Lawrence cocked his head. “I don’t understand.”
“There is a cure.”
Lawrence dropped his fork onto the china with a clatter. “He developed a cure?”
Henrietta smoothed the table cloth, refusing to give him credit.
Lawrence stammered, stood, and returned to his seat. “Where is it?” His voice was barely a whisper.
“It’s locked in father’s lab. I wondered if we could gather the No Nose Society one final time. It’s not foolproof, which is why Glumson didn’t release it before his death.”
Lawrence blinked. “I’m not sure it’s eth…”
“And letting good people suffer is ethical?” She challenged his rebuttal using the very phrase she’d spat at Glumson when he’d dismissed her experiments. “Will you send the letters and arrange the necessary affidavits?”
Lawrence quietly agreed. “You’ll administer the injections?”
Lawrence never picked up his fork again. He pulled a notepad from his pocket and wrote names as Henrietta spouted them by heart, and she added one. “Nils Davis.”
Lawrence raised an eyebrow. “The Viscount’s man? Are you sure?”
Henrietta nodded. “He came by the office today.”
Lawrence marked it down and for the first time in ten years, her chest felt less tight.
Two days later, Henrietta arrived at the tavern where the No Nose Society met. She had four vials of treatment and twenty-seven vials of saline with arsenic, the treatment her father had administered to her with little effect. She set up in a room behind the bar.
Each man would receive one injection.
Henrietta would administer justice.
She took her station and called out each man’s name on her list, smiling and listening to them hail Glumson’s triumph.
Soon, Lawrence signaled her that the final man had arrived. “It wasn’t Davis,” he whispered. “It’s the Viscount.”
“If he wants the injection, I will administer it.” She raised her chin.
Lawrence disappeared into the main room and returned with a man in a hood.
He sat before her. Henrietta’s stomach lurched at the familiar smell of cloves. How does a nose awaken memories over a decade old?
“Arm out then,” she said, tightening a wrap on his upper arm. “Won’t hurt much.”
She stuck him, mesmerized by the impotent fluid draining from the syringe.
“Henrietta, have you forgot me?” his voice was low.

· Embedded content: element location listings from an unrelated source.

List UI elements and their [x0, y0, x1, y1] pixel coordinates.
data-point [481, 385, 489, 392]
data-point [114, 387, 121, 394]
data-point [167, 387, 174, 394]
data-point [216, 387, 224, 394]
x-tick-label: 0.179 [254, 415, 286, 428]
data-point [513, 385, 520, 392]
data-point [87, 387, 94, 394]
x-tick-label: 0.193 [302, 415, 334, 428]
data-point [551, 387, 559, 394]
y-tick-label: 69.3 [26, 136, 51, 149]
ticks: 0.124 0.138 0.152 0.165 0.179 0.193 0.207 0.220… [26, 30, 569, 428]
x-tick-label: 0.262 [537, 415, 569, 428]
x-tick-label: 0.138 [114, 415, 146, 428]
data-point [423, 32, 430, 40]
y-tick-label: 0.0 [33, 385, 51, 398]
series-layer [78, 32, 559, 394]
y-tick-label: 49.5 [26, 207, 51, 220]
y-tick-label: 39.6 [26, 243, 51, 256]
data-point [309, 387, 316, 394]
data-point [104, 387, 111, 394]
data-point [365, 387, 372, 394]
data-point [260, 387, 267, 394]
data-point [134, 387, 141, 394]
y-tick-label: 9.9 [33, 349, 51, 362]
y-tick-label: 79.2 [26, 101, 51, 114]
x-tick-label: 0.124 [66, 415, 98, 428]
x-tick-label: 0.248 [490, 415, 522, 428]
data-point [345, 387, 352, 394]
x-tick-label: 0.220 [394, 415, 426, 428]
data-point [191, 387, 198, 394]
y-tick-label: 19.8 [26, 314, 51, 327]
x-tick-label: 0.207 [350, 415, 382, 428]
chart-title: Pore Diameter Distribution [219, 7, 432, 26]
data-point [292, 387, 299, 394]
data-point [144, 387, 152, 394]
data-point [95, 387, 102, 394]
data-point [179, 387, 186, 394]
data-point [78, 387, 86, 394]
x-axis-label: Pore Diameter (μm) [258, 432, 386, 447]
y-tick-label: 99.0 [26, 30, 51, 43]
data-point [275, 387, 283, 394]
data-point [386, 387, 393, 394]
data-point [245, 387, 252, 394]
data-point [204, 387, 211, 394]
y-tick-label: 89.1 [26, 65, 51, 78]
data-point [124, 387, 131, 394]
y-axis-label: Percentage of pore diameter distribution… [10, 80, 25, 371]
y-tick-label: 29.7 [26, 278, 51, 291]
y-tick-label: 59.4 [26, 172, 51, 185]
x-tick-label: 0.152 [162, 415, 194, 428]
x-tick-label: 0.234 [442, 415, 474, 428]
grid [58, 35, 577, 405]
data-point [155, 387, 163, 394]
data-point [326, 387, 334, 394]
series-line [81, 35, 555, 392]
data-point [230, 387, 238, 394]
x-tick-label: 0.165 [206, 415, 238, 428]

She looked into the face obscured by the hood, her gaze hardening. “I have my reminders.”
“But you look well.”
Henrietta could barely trace the outline of the face she’d once loved beneath the shrouded hood. His nose was gone, his upper lip shriveled away.
“Once healed, I have a man in Italy who has promised to restore my nose. Perhaps you’d like to…”
“No.” She extracted the syringe and bandaged the arm. “I don’t expect to see you again.”
He tried to speak, but she dismissed him with an infectious smile that he tried to return.
“Indeed.” She packed her kit and headed home, her justice complete.